Czy odbyła się dyskusja na temat momentu rozstania, której publiczność nigdy nie zobaczyła? Zastanawiam się – Huda i Chris musieli wiedzieć, że publiczność już zagłosowała na ich zwycięską parę, że ich los został przesądzony, niezależnie od tego, czy zostaną razem, czy nie, ale i tak musieli przetrwać ostateczny rytuał stania obok siebie i wygłaszania przemówień o tym, jak wiele dla siebie znaczą. W tych ostatnich chwilach spisali się znakomicie; kiedy Chris ostrzegł, że jego przemówienie jest długie, przygotowałam się na psoty, na to, że w końcu wyleje z siebie całą gorycz na temat tego, co naprawdę czuje do Hudy, ale zamiast tego zachował błogosławiony, pozytywny ton. (Niestety, gorycz nie została całkowicie uniknięta: trasa podcastów po Island prawdopodobnie właśnie się ładuje).

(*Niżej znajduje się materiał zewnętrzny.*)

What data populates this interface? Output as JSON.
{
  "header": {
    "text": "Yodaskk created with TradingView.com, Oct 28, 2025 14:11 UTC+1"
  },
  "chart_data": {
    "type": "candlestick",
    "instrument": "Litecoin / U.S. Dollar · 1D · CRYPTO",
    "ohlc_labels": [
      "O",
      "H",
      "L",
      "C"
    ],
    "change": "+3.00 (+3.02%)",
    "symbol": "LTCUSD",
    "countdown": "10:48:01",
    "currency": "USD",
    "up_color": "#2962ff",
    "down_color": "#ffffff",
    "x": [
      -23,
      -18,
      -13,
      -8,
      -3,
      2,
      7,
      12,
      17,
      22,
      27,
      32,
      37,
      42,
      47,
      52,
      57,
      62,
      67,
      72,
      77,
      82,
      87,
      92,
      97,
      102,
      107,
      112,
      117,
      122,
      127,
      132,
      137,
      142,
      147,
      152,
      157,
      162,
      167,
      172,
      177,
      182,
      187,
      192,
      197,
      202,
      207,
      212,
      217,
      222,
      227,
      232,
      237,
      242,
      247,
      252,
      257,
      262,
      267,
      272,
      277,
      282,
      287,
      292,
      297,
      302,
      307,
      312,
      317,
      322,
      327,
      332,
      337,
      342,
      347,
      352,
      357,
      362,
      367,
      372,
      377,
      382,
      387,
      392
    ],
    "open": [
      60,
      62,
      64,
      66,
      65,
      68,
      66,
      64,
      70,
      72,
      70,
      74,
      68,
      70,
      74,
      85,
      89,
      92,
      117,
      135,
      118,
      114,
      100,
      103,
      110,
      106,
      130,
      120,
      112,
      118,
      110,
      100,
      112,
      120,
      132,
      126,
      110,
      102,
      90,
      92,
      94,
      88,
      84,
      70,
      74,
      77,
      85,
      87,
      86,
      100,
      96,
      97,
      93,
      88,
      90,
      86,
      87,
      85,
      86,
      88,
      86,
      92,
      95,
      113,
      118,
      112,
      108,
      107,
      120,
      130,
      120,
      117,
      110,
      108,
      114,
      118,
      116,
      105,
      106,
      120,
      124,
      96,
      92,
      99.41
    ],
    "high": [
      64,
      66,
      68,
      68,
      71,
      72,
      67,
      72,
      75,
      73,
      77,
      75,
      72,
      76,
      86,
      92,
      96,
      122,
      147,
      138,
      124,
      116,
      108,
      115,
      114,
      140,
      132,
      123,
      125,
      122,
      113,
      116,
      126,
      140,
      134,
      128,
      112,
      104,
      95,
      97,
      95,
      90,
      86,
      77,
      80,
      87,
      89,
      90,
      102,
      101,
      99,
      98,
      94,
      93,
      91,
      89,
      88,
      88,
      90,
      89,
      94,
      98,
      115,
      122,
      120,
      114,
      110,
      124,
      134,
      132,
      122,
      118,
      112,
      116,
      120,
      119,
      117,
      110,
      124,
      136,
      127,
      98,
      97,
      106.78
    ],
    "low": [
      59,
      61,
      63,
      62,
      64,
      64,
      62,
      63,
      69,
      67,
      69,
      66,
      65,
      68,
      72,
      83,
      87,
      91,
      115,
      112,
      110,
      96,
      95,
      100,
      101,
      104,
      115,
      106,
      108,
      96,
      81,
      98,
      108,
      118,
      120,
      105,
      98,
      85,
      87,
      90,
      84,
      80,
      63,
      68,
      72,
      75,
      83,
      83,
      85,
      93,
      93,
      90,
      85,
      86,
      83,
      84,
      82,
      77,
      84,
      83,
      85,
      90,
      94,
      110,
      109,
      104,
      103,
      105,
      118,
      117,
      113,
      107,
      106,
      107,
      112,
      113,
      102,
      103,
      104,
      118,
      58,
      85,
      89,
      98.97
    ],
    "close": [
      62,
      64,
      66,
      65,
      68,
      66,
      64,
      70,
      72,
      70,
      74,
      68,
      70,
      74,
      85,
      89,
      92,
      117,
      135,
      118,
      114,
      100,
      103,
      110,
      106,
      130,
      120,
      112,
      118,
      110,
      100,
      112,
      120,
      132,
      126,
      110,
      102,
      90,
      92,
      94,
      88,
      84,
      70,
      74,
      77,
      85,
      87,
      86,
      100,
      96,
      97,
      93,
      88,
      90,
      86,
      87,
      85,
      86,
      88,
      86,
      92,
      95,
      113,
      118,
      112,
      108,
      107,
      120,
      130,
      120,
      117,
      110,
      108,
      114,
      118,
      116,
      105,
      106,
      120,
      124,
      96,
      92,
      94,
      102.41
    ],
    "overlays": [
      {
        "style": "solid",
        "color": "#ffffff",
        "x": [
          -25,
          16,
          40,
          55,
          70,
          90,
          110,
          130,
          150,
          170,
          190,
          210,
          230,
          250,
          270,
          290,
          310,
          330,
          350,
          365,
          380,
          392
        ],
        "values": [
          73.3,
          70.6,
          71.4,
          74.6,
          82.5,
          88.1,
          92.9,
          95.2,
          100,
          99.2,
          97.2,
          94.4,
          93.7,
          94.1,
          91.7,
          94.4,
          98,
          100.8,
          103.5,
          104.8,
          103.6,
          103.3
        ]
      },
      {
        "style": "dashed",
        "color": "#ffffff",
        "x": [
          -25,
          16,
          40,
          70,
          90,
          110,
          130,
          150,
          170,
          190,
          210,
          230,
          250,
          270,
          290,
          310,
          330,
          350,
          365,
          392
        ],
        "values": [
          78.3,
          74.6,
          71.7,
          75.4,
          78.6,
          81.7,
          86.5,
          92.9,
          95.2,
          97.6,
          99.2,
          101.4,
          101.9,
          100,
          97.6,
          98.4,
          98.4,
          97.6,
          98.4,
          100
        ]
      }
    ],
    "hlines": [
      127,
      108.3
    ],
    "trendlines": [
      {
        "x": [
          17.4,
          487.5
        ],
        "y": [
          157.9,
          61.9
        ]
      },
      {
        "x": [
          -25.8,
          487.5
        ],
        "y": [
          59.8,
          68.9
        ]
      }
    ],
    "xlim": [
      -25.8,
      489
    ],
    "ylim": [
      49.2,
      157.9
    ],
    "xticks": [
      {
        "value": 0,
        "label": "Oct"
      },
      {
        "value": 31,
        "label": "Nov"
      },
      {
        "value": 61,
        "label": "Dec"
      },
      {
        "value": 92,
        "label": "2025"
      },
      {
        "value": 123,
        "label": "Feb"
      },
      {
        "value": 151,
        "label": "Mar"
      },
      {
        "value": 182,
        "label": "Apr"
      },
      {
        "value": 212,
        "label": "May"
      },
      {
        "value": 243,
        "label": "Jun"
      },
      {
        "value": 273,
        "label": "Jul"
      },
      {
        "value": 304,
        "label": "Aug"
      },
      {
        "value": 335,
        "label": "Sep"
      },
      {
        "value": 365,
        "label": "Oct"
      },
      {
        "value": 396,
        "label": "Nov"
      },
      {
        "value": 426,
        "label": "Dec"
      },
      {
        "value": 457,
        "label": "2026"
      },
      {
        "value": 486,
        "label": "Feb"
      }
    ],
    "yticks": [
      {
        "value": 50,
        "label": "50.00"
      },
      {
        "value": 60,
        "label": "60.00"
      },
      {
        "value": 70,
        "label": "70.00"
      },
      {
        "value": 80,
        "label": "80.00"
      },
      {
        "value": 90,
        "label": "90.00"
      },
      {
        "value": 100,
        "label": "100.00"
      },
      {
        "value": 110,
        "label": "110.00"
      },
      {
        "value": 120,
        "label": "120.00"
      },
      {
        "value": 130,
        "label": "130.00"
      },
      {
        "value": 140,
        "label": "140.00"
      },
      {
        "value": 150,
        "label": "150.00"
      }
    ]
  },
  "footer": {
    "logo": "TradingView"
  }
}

Przez cały czas wisiała nad nimi nikła obawa, że jakimś cudem uda im się wygrać, koszmarny scenariusz, w którym wszyscy będziemy musieli siedzieć i patrzeć, jak para, która właśnie się rozstała, pokonuje pary, które są w pełni sprawne. Na szczęście tak się nie stało. Entuzjastyczna, niewinna Amaya i Bryan, który po prostu im towarzyszył, ostatecznie na to przystali. Prawdę mówiąc, ich historia miłosna jest równie świeża i niekoniecznie o wiele trwalsza niż historia Chrisa i Hudy, ale przynajmniej groźba, że mężczyzna zgarnie 100 000 dolarów nagrody dla siebie, nie dzieląc się nimi z samotną matką, na oczach przerażonej publiczności, została skutecznie zneutralizowana. Czy naprawdę możemy oczekiwać czegoś więcej? 7. sezon „Love Island” , już za tobą tęsknię.